God saves Moses from Pharaoh

Then Pharaoh commanded all his people, "Every boy that is born to the Hebrews you shall throw into the Nile, but you shall let every girl live."

Now a man from the house of Levi went and married a Levite woman. The woman conceived and bore a son; and when she saw that he was a fine baby, she hid him three months. When she could hide him no longer she got a papyrus basket for him, and plastered it with bitumen and pitch; she put the child in it and placed it among the reeds on the bank of the river. His sister stood at a distance, to see what would happen to him.

The daughter of Pharaoh came down to bathe at the river, while her attendants walked beside the river. She saw the basket among the reeds and sent her maid to bring it. When she opened it, she saw the child. He was crying, and she took pity on him, "This must be one of the Hebrews' children," she said. Then his sister said to Pharaoh's daughter, "Shall I go and get you a nurse from the Hebrew women to nurse the child for you?" Pharaoh's daughter said to her, "Yes." So the girl went and called the child's mother. Pharaoh's daughter said to her, "Take this child and nurse it for me, and I will give you your wages." So the woman took the child and nursed it. When the child grew up, she brought him to Pharaoh's daughter, and she took him as her son. She named him Moses, "because," she said, "I drew him out of the water."

Comments:
The story of Moses and the murder of the Hebrew children is a “foundational story”. A similar story was part of the foundational history of Assyria. Sargon, a king of Assyria has a similar story of his birth and saving by a princess of Assyria in 7th century BC. This does not make the story of Moses untrue. It makes this story part of a way of claiming how Moses was destined to be the leader of his people.

This passage is paralleled in Matthew with the story of Herod’s murder of the Innocents from yesterday’s passage. In Matthew the story becomes a way to identify Jesus as the New Moses.

Scripture is not mere history of the post-Enlightenment type. Scripture often uses literary devices to catch the believer’s eye and show how important this person is. I do not doubt that Moses was a powerful leader of what became the Hebrew people. It is interesting that in Egyptian, the word Mose means ‘son’, a common name in Egyptian.

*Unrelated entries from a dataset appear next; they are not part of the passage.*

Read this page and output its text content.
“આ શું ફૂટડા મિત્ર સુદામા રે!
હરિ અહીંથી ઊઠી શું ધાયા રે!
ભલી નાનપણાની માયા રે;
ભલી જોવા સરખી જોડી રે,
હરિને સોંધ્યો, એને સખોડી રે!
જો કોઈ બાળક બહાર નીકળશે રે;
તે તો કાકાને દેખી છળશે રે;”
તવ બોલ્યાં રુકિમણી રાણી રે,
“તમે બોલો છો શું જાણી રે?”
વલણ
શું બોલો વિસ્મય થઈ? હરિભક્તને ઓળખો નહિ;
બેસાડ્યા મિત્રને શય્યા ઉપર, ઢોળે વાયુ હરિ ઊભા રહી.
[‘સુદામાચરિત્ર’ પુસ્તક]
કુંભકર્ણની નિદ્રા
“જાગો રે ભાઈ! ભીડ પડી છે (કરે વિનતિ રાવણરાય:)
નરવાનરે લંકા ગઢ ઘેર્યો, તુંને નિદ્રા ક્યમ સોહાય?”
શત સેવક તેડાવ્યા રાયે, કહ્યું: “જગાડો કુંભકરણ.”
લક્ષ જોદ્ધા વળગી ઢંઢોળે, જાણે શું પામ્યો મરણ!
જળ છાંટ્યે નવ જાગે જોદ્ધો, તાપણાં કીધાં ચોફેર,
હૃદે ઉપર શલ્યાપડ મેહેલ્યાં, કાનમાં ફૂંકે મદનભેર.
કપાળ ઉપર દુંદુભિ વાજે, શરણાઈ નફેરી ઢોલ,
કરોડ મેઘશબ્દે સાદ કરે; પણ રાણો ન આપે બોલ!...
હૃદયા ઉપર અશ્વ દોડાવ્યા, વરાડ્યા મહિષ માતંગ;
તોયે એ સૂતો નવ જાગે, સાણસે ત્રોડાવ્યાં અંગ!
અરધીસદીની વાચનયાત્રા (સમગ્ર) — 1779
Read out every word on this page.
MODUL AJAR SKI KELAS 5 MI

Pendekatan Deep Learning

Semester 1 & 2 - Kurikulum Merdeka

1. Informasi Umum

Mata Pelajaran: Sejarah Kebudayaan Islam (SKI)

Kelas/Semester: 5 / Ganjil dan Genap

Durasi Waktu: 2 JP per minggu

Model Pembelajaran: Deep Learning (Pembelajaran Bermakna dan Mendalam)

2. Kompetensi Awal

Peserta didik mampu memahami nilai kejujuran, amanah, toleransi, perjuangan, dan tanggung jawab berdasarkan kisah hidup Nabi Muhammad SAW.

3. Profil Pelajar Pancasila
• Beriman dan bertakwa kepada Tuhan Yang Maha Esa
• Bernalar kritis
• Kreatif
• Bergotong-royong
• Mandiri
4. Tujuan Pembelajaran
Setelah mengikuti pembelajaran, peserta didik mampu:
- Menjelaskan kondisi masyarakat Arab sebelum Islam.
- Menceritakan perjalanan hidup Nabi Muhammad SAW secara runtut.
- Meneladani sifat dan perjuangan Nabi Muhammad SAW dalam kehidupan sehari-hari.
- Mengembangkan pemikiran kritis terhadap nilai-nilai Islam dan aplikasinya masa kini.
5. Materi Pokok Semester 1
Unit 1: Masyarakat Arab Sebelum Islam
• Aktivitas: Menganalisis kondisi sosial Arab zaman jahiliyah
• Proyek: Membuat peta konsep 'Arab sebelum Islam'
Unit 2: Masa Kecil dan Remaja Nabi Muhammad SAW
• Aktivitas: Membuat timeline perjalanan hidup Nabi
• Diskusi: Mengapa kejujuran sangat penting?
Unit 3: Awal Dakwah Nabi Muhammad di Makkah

These little tidbits of information add to how I understand the story of Moses. It tells me that special things happened to this leader of the Hebrew people and it lead to his becoming a holy law giver for the people. It shows how God was understood as having acted in the life of this important leader of the Hebrew people. Did it happen exactly this way? I don’t know. It doesn’t matter. The story tells of how the generations after Moses understood how God acted in the life of one who was such a great leader. And it parallels with how God had drawn me out of the hot waters of my life.